In Uruguay, the law that legalizes marijuana has just come into force: President Mujica has defended his plan for legalization by saying that it is better than the Colorado’s policy, because it is much more restrictive and controlled. In particular, Mujica said the Uruguayan law is different in the tracking of consumers: while in Colorado everyone can buy up to 28 grams of cannabis for every purchase (with no limit for who use it for therapeutic purposes) in Uruguay you can buy 10 grams of marijuana per week and only if you are entered in a special register.

Mujica and Obama met last Monday in the White House and spoke about Uruguay’s progress: Obama said he is “constantly impressed” by the development achieved by the South American country since former president Mujica took office in 2010, and in particular by his commitment to democracy and human rights. He praised the commercial relations between the two countries, saying that the meetings in the Oval Office were “an opportunity to find ways to strengthen this relationship“. As for cannabis legalization, the two Presidents did not talk about it. It is known that President Obama, even if he does not totally condemn the use of marijuana, has always been opposed to the hypothesis of legalization in the USA, pointing out that this option would not solve the problems associated with drugs.
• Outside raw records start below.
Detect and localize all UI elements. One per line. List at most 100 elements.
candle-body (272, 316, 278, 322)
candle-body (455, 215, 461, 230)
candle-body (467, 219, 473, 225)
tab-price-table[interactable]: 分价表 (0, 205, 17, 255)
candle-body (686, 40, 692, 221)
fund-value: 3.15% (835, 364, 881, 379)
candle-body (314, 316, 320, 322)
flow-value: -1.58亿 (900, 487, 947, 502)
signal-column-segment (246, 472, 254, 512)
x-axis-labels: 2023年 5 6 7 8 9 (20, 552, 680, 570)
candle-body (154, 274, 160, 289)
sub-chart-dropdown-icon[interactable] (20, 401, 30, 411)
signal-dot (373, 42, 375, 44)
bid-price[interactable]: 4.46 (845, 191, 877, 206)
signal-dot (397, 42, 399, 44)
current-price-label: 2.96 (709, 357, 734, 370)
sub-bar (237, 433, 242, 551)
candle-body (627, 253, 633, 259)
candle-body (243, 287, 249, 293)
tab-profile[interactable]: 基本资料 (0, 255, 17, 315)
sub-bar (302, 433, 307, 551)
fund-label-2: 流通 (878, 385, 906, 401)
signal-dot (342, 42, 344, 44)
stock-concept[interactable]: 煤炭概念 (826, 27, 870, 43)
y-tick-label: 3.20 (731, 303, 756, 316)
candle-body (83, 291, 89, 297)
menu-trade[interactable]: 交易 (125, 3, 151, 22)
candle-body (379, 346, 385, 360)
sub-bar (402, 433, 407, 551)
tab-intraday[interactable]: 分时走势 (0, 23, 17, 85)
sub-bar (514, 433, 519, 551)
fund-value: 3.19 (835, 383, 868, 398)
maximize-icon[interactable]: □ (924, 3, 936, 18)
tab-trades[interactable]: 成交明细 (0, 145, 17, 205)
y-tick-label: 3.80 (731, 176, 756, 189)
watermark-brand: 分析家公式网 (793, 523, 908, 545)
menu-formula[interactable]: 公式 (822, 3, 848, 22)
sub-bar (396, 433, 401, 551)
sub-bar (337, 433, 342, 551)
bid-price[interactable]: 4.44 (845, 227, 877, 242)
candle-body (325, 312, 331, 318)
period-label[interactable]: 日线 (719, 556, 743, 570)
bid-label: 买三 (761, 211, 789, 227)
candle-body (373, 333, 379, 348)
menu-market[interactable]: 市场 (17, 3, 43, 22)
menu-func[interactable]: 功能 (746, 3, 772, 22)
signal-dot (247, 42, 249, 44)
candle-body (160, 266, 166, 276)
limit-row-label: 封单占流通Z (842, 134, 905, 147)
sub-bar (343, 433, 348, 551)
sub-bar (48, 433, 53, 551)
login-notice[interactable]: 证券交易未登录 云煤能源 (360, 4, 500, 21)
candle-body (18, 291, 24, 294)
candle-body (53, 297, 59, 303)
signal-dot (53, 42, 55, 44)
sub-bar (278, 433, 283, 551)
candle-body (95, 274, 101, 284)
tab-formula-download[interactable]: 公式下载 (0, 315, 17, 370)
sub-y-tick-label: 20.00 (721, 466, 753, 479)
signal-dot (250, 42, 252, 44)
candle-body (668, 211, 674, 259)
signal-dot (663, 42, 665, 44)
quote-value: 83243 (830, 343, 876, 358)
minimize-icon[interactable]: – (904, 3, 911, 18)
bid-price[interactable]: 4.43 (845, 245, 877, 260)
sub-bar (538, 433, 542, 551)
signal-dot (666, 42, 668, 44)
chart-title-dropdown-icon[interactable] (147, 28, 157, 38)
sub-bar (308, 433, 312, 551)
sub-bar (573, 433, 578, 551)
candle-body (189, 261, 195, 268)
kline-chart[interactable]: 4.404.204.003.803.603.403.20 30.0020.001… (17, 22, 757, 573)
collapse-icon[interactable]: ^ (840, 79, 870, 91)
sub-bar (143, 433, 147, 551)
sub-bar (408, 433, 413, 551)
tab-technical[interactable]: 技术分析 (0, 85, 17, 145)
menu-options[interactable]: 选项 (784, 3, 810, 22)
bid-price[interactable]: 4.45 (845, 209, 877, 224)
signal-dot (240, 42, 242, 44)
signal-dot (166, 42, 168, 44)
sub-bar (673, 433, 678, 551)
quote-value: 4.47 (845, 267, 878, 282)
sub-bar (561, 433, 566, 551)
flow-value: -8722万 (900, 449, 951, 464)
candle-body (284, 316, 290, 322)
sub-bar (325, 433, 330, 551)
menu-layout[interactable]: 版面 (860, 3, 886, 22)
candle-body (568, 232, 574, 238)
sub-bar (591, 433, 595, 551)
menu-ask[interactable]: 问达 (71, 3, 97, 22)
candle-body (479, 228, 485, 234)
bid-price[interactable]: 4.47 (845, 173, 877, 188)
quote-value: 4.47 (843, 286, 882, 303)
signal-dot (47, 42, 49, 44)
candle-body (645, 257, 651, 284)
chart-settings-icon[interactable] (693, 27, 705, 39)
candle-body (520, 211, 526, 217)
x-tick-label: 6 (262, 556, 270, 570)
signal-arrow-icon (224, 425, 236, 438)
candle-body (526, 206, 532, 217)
Meanwhile, the Uruguayan experiment is carefully observed by many eyes: firstly by Argentinean institutions, dealing with the phenomenon of drug trafficking – exponentially grown in recent times – but also from other Latin American countries where the theme of combating the illegal market is heated and divides the political forces.

In Costa Rica, the collection of signatures to hold a referendum for marijuana legalization started well: in about a week more than 18 thousand people joined the cause of the Medicinal Cannabis Movement. Volunteers began from universities: they went to University of Costa Rica (UCR), and National University (UNA) and soon they will go to the Technological Institute of Costa Rica (TEC).

On May 10th, in Rio de Janeiro, about 12 thousands people participated in a “Marijuana March” on the seafront of Ipanema to call for the legalization of drugs, especially for medical use. Among the participants there were also lots of mothers with their children: they pleaded in particular for the use of cannabis-based medicines, hoping to treat epileptic seizures suffered by their kids. The scientific research supports the use of marijuana as a good therapy for many diseases: for example multiple sclerosis, arthritis, chronic pain, depression and so on. Besides, a new study has just revealed that cannabis use doesn’t impair brain function: it means that medical cannabis treatments may be safely used also for children diseases.